The present invention relates to a method and apparatus for removing silver and copper ions from solutions, e.g. a silver replacement process purge stream. In another aspect the invention relates to a method of separating silver and copper by selectively electrowinning silver at a higher cathode/reference reduction potential than that of the copper. In yet another aspect, the method provides for electrowinning copper ions from a silver-depleted stream that is substantially diluted.
In the electrolytic refining of silver as well as in silver coating processes wherein silver is deposited on a copper electrode or electrolessly deposited from cyanide solutions or ammoniacal silver solutions, the rate of silver deposition is retarded in proportion to the concentration of copper in the solution. Traditionally, low copper concentrations in silver replacement solutions or in silver refining process solutions has been an important goal due to the interference of the copper ions with the silver covering or plating quality.

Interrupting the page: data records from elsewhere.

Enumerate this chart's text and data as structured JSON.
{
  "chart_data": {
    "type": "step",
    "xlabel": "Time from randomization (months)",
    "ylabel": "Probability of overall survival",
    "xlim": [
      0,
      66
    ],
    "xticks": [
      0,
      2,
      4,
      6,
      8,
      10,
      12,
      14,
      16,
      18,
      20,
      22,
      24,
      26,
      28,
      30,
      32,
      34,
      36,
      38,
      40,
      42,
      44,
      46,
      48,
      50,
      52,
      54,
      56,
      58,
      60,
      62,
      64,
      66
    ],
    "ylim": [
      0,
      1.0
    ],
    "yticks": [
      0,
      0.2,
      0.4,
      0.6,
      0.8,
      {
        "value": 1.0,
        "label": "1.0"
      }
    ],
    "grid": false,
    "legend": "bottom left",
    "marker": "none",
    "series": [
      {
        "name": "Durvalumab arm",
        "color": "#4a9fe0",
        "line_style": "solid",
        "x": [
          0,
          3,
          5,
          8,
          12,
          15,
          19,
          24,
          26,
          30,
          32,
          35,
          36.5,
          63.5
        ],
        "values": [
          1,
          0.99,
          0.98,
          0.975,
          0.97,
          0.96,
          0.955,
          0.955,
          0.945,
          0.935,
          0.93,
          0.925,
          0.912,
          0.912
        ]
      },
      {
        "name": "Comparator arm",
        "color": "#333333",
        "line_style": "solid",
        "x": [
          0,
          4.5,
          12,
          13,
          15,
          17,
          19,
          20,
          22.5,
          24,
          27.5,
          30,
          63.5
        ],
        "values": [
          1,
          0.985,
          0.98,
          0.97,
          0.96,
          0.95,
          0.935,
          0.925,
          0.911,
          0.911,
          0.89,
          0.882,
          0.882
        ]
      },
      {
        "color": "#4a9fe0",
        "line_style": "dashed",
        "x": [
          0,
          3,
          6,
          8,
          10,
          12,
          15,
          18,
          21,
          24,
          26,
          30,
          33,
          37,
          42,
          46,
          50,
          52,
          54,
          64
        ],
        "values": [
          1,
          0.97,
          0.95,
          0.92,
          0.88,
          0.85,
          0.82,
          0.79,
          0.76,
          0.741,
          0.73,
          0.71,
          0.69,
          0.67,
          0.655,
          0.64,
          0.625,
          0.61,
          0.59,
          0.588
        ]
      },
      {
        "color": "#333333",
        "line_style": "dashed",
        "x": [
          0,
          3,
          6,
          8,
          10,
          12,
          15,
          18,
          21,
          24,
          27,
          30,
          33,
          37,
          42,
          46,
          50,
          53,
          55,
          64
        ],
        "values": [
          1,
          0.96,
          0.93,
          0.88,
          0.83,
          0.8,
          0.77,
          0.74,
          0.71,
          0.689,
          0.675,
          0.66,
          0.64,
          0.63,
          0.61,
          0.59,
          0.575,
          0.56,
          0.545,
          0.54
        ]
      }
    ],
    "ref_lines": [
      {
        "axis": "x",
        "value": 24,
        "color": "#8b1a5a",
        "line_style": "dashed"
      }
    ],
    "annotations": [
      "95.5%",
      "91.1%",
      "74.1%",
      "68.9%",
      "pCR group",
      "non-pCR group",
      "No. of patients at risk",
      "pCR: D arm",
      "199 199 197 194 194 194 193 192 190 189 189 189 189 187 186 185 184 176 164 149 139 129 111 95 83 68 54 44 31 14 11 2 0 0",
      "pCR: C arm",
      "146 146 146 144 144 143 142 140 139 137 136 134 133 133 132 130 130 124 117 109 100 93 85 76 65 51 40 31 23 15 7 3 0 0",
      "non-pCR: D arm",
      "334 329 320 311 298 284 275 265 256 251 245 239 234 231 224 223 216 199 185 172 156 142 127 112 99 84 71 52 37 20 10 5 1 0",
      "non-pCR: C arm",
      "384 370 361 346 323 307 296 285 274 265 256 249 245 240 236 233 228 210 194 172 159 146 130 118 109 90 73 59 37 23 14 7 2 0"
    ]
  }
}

More recently, contrary to the prior art admonitions against high levels of copper in a replacement solution, it has been found that resulting deposited or plated silver can present a surprisingly brighter appearance with substantially lower surface resistivity and improved oxidation resistance if the replacement solutions include measured amounts of copper. In either case, whether the copper is an unwanted contaminant or a controlled amount of copper is desired, silver replacement process purge streams or purge streams from silverplating refining processes contain substantial amounts of copper ion along with silver ions. Such concentrations present substantial problems in removal of the copper and silver ions, for example, copper ion forms in the presence of high concentrations of silver ions which leads to the precipitation of silver metal and the formation of copper. Precipitation of silver causes sludge formation, poor electrode life time and high silver discharge from ion exchange procedures.
Control of copper ion concentrations within silver refining procedures or silverplating procedures requires improved methodologies for separating both silver and the copper ions from each other and from process solutions. For example, in working with a silverplating bath waste solution containing both copper and silver ions, effluent from such processing requires significant reduction of such ion contents before discharge limits can be reached.